As one European VC raises a fund to double down on bigger growth rounds in Europe, another has closed a fund to continue focusing on early-stage investments. Stocklhom-founded Creandum, an early backer of companies like Spotify and iZettle, has closed a fifth fund €265 million ($300 million). The plan is to use the money to continue investing in European startups and startups with European founders (Creandum also has offices in San Francisco and Berlin) with a focus on seed and Series A rounds.
European venture capital has closely mirrored the trajectory that the startup ecosystem has taken in the region.
A strong culture of research in technical fields in public universities has meant no shortage of interesting ideas and talent to pursue them. But it was not that long ago that opportunities to raise capital to see those threads spun into cloth — much less fully-fledged items of clothing — were not so easy to come by. Funding rounds were smaller, and generally harder to raise, and if startups wanted to scale, the most promising of them often decamped to the US to do it.
Fast forward to today, and times are very different. The bigger startups in the region are staying put and finding the financial support — and customers — they need to take their businesses to the next level here in Europe, helped by the push into technologies like cloud services. And on the early-stage side, we’ve seen both the emergence of a new wave of VC firms, and an expansion of those that have been around for a while, to help fuel the explosion of startups that have formed and developed in the region.
Creandum, now 15 years old, fits into the latter category. Johan Brenner, a general partner at the firm, said that this round was oversubscribed with a view to seeing it add later-stage funding into the mix. Creandum, however, opted to reject that push to upsize to stay focused on seed and Series A.
“Creandum believes strongly that focusing on early stage is where the best returns are made,” he said in an email interview. “Being first institutional investors in Spotify, iZettle and Small Giant games and Creandum’s returns from those investments last year are proof points of that. Having too large funds will likely make the funds do larger and later investments or make too many small investments which is hard to support.”
He added that Creandum has already made a few investments out of this fund but is keeping mum on the details for now. “The investments in the new fund is still in stealth but they are in the areas of mobility, fintech, logistics and food tech,” he said. “We are excited to see the entrepreneurs that the fund is able to invest in.”
As is often the case with VCs, it often only takes a couple of huge hits to see a strong return — one reason why we see many built on the premise of multiple bets, to see what takes off (a model that SoftBank has taken, and with the vast coffers of the Vision Fund, now applies to making prolific later-stage investments). Creandum has followed a similar pattern and has had a strong run so far, helped in no small part by a few big hits. In its case they included the IPO of Spotify, the exit of iZettle to PayPal, Small Giant Games getting acquired by Zynga for $700 million, and the IPO of Elastic, which now has a market cap of $4.9 billion. The firm said that in total its portfolio exits have totalled $35 billion, with more than $800 million returned to investors in 2018.

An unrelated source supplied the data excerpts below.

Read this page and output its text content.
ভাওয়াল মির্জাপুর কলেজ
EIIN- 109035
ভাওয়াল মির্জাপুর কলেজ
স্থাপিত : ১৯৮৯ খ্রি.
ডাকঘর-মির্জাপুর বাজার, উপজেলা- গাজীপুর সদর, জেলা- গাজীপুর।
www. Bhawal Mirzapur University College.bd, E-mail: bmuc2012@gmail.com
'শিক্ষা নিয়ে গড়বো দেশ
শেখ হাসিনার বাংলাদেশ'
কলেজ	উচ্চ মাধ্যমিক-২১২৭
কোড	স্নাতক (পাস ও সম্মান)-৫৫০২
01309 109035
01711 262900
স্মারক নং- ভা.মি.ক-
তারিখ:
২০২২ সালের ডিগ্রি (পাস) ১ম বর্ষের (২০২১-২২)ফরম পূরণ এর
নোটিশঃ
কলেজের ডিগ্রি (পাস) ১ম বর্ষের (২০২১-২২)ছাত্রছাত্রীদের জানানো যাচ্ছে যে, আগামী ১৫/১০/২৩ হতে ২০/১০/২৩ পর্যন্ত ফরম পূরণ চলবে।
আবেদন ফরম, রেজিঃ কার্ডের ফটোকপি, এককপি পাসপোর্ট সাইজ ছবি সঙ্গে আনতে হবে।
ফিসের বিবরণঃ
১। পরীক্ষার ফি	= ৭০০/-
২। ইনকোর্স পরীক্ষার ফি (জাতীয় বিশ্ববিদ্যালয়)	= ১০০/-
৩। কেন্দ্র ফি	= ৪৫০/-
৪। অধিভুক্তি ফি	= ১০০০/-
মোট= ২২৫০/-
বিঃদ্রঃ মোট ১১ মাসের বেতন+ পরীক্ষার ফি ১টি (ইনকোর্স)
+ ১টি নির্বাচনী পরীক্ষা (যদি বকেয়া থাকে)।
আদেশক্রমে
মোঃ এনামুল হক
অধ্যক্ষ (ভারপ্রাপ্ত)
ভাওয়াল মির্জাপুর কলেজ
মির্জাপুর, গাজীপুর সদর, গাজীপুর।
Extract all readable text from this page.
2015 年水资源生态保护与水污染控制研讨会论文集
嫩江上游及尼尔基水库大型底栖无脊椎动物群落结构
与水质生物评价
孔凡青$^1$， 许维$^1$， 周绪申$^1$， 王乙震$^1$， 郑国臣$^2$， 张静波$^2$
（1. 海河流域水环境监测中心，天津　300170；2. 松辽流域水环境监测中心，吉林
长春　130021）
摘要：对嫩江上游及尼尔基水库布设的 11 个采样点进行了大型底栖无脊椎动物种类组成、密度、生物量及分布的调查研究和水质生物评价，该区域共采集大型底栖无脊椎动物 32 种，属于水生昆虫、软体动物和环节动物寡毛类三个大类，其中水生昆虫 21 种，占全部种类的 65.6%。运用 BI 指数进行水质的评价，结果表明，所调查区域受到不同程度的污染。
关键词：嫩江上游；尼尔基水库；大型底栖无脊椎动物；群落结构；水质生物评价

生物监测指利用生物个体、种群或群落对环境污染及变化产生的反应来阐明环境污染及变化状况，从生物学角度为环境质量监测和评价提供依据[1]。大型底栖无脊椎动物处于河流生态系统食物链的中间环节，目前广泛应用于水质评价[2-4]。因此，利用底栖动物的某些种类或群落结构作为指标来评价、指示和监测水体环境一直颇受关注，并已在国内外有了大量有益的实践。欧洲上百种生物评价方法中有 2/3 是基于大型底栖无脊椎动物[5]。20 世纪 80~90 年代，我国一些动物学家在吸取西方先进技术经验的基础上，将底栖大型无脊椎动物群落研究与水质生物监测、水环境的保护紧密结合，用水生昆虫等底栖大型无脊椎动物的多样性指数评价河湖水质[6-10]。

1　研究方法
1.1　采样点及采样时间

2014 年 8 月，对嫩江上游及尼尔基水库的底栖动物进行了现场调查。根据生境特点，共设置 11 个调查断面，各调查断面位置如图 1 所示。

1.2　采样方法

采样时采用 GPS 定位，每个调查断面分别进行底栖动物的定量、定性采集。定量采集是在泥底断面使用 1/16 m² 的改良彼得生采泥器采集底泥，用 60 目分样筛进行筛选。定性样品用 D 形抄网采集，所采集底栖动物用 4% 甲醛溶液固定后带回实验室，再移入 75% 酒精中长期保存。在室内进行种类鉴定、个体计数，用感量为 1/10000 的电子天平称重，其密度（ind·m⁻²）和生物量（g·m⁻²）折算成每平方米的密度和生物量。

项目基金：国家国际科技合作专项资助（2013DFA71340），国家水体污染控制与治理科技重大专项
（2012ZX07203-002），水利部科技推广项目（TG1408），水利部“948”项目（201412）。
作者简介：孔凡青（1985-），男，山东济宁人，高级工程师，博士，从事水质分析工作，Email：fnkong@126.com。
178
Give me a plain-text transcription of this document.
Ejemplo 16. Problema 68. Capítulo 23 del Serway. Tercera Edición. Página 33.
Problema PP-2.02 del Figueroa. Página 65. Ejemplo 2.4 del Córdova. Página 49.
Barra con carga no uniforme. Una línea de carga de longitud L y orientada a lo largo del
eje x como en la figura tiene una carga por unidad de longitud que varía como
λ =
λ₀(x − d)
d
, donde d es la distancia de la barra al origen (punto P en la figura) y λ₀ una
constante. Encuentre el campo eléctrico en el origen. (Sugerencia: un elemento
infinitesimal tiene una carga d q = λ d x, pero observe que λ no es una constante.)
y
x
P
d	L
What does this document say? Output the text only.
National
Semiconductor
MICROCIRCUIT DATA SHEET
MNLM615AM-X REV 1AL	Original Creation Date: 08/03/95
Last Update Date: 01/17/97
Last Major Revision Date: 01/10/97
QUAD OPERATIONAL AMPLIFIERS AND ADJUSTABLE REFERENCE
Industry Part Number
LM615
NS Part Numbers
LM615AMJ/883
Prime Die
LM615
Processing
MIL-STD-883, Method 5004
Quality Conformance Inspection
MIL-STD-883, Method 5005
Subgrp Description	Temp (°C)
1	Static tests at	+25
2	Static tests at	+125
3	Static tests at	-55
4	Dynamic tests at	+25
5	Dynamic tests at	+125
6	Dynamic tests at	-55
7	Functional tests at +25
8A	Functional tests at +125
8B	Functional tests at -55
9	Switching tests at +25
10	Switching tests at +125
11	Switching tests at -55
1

In terms of areas and industries that are catching the firm’s attention, it’s a mark of the relative health of the market, I think, that Brenner declined to single out anything specific.
“Creandum is actually quite agnostic to the industry we focus on,” he said. “The most important thing is to find the best teams to invest in across Europe.” The firm estimates that 90% of GNP is “still largely undisrupted by technology.” That said, he added, “we continue to see opportunities in health tech, fintech, logistics, manufacturing technologies and mobility.”
Given the big swing of attention (if not, necessarily, usage) we’ve seen to cryptocurrency and blockchain architecture, it’s notable, too, that one of Europe’s bigger early-stage investors is looking at that as well.
“Creandum is a big believer in blockchain and the services and products it can enable,” Brenner said. “We also believe cryptocurrencies will be very important in the long term.”
Among other investments in crypto, the firm currently backs Argent, a decentralized wallet among that “fits into our thesis that the long-term potential of crypto is not about a few random people suddenly making a lot of money on a hot new ICO,” he said. “It is to profoundly change the world by making it more decentralised.” He said the firm is on the hunt for more startups in adjacent areas also looking for investment.